Results with reference substance (positive control):
- Results with reference substance valid? Yes
- EC50: 0.85 mg/L
Reported statistics and error estimates:
- EC50 was determined by using Logit method from inhibition of growth rate (%) calculated by the Rate-based method. Note that EC50 calculated by the Rate-based method is expressed as ErC50(0 - 72 hr).
- NOEC was obtained as the maximum concentration which has no significant difference with the control group by using Dunnett multiple comparison method (One side, significance level: α = 0.05). Note that NOEC derived by the rate-based method is express as NOEC (Rate-based method: 0 - 72hr).
- For calculation of results, statistical software "StatLight 2000 (Yukms Co.Ltd.)" was used.
Validity criteria fulfilled:
yes
Conclusions:
Under the conditions of this study it was found that HBPA has a ErC50 82 mg/l.

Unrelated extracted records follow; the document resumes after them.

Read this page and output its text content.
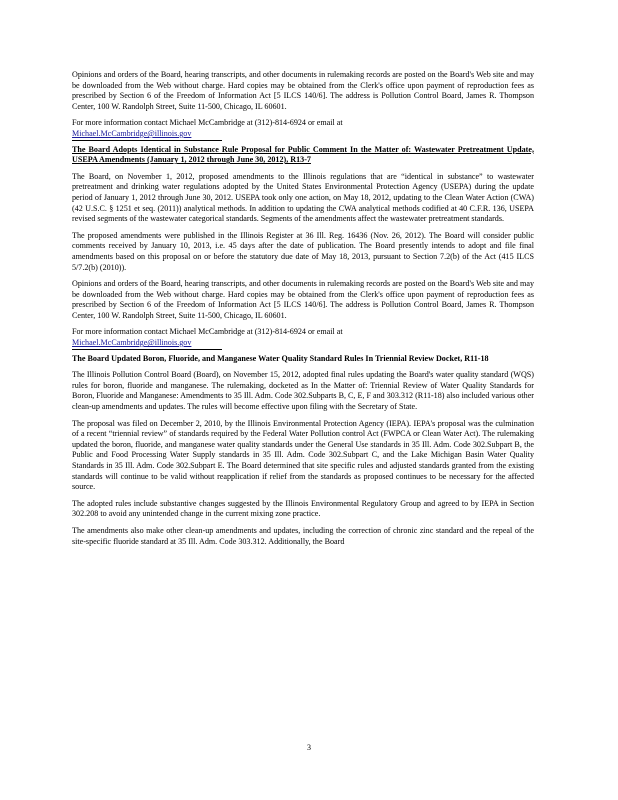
Opinions and orders of the Board, hearing transcripts, and other documents in rulemaking records are posted on the Board's Web site and may be downloaded from the Web without charge. Hard copies may be obtained from the Clerk's office upon payment of reproduction fees as prescribed by Section 6 of the Freedom of Information Act [5 ILCS 140/6]. The address is Pollution Control Board, James R. Thompson Center, 100 W. Randolph Street, Suite 11-500, Chicago, IL 60601.

For more information contact Michael McCambridge at (312)-814-6924 or email at
Michael.McCambridge@illinois.gov

The Board Adopts Identical in Substance Rule Proposal for Public Comment In the Matter of: Wastewater Pretreatment Update, USEPA Amendments (January 1, 2012 through June 30, 2012), R13-7

The Board, on November 1, 2012, proposed amendments to the Illinois regulations that are “identical in substance” to wastewater pretreatment and drinking water regulations adopted by the United States Environmental Protection Agency (USEPA) during the update period of January 1, 2012 through June 30, 2012. USEPA took only one action, on May 18, 2012, updating to the Clean Water Action (CWA) (42 U.S.C. § 1251 et seq. (2011)) analytical methods. In addition to updating the CWA analytical methods codified at 40 C.F.R. 136, USEPA revised segments of the wastewater categorical standards. Segments of the amendments affect the wastewater pretreatment standards.

The proposed amendments were published in the Illinois Register at 36 Ill. Reg. 16436 (Nov. 26, 2012). The Board will consider public comments received by January 10, 2013, i.e. 45 days after the date of publication. The Board presently intends to adopt and file final amendments based on this proposal on or before the statutory due date of May 18, 2013, pursuant to Section 7.2(b) of the Act (415 ILCS 5/7.2(b) (2010)).

Opinions and orders of the Board, hearing transcripts, and other documents in rulemaking records are posted on the Board's Web site and may be downloaded from the Web without charge. Hard copies may be obtained from the Clerk's office upon payment of reproduction fees as prescribed by Section 6 of the Freedom of Information Act [5 ILCS 140/6]. The address is Pollution Control Board, James R. Thompson Center, 100 W. Randolph Street, Suite 11-500, Chicago, IL 60601.

For more information contact Michael McCambridge at (312)-814-6924 or email at
Michael.McCambridge@illinois.gov

The Board Updated Boron, Fluoride, and Manganese Water Quality Standard Rules In Triennial Review Docket, R11-18

The Illinois Pollution Control Board (Board), on November 15, 2012, adopted final rules updating the Board's water quality standard (WQS) rules for boron, fluoride and manganese. The rulemaking, docketed as In the Matter of: Triennial Review of Water Quality Standards for Boron, Fluoride and Manganese: Amendments to 35 Ill. Adm. Code 302.Subparts B, C, E, F and 303.312 (R11-18) also included various other clean-up amendments and updates. The rules will become effective upon filing with the Secretary of State.

The proposal was filed on December 2, 2010, by the Illinois Environmental Protection Agency (IEPA). IEPA's proposal was the culmination of a recent “triennial review” of standards required by the Federal Water Pollution control Act (FWPCA or Clean Water Act). The rulemaking updated the boron, fluoride, and manganese water quality standards under the General Use standards in 35 Ill. Adm. Code 302.Subpart B, the Public and Food Processing Water Supply standards in 35 Ill. Adm. Code 302.Subpart C, and the Lake Michigan Basin Water Quality Standards in 35 Ill. Adm. Code 302.Subpart E. The Board determined that site specific rules and adjusted standards granted from the existing standards will continue to be valid without reapplication if relief from the standards as proposed continues to be necessary for the affected source.

The adopted rules include substantive changes suggested by the Illinois Environmental Regulatory Group and agreed to by IEPA in Section 302.208 to avoid any unintended change in the current mixing zone practice.

The amendments also make other clean-up amendments and updates, including the correction of chronic zinc standard and the repeal of the site-specific fluoride standard at 35 Ill. Adm. Code 303.312. Additionally, the Board

3
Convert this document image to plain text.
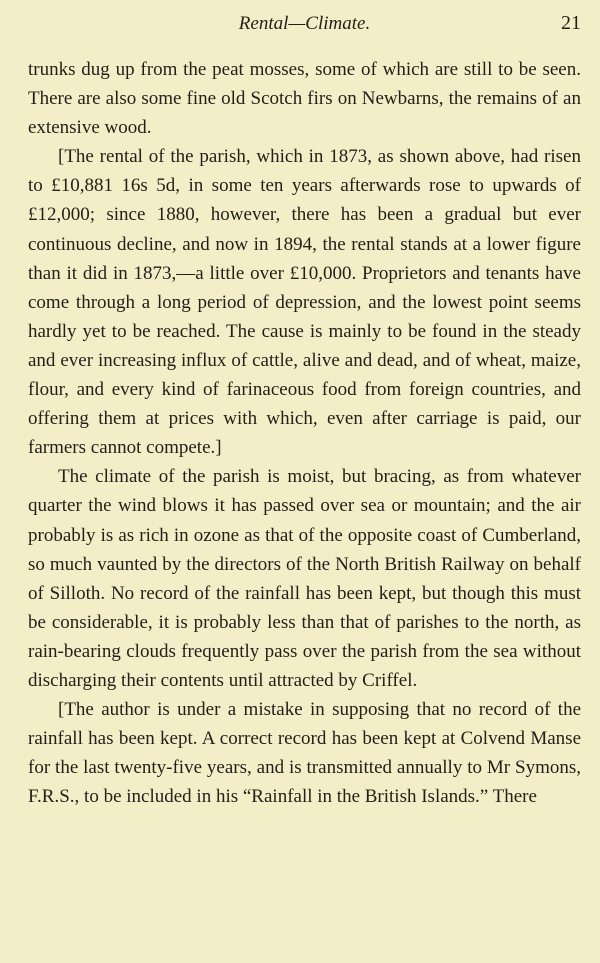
Rental—Climate.	21

trunks dug up from the peat mosses, some of which are still to be seen. There are also some fine old Scotch firs on Newbarns, the remains of an extensive wood.

[The rental of the parish, which in 1873, as shown above, had risen to £10,881 16s 5d, in some ten years afterwards rose to upwards of £12,000; since 1880, however, there has been a gradual but ever continuous decline, and now in 1894, the rental stands at a lower figure than it did in 1873,—a little over £10,000. Proprietors and tenants have come through a long period of depression, and the lowest point seems hardly yet to be reached. The cause is mainly to be found in the steady and ever increasing influx of cattle, alive and dead, and of wheat, maize, flour, and every kind of farinaceous food from foreign countries, and offering them at prices with which, even after carriage is paid, our farmers cannot compete.]

The climate of the parish is moist, but bracing, as from whatever quarter the wind blows it has passed over sea or mountain; and the air probably is as rich in ozone as that of the opposite coast of Cumberland, so much vaunted by the directors of the North British Railway on behalf of Silloth. No record of the rainfall has been kept, but though this must be considerable, it is probably less than that of parishes to the north, as rain-bearing clouds frequently pass over the parish from the sea without discharging their contents until attracted by Criffel.

[The author is under a mistake in supposing that no record of the rainfall has been kept. A correct record has been kept at Colvend Manse for the last twenty-five years, and is transmitted annually to Mr Symons, F.R.S., to be included in his “Rainfall in the British Islands.” There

Description of key information

After 72 hours exposure test

ErC50: 82 mg/L (71 - 98 mg/L for 95 % confidence limits)

NOEC: 8.5 mg/L

Key value for chemical safety assessment

EC50 for freshwater algae:
82 mg/L
EC10 or NOEC for freshwater algae:
8.5 mg/L

Additional information

An algal growth inhibition study was conducted (Ministry of the Environment Government of Japan, 2007, Study 18011) to determine the effect of HBPA on the growth of Pseudokirchneriella subcapitata. The study was conducted according to Heisei 15/11/21-No.1·121002 of the Pharmaceutical and Food Safety Bureau, Ministry of Health, Labour and Welfare, Heisei 15/11/13-No.2 of the Manufacturing Industries Bureau, Ministry of Economy, Trade and Industry and No.031121002 of the Environmental Policy Bureau, Ministry of the Environment, Japan, and in compliance with GLP.

Triplicate algal cultures were exposed to aqueous solutions of the test item at nominal concentrations of 4.6, 10, 22, 46 and 100 mg/L (calculated geometric average 3.4, 8.5, 19.6, 44.7 and 88.1 mg/L) for 72 hours under static test conditions and constant illumination. Six replicate control cultures were also incubated concurrently with the test samples.

Analysis of the fresh and old test preparations showed the measured concentrations were outside the 68 – 92 % range; hence, the results are expressed in terms of geometric measured concentrations.

The growth rate of Pseudokirchneriella subcapitata was affected by the presence of HBPA at the test concentrations. The EC50 and NOEC for growth rate were 82 and 8.5 mg/L, respectively.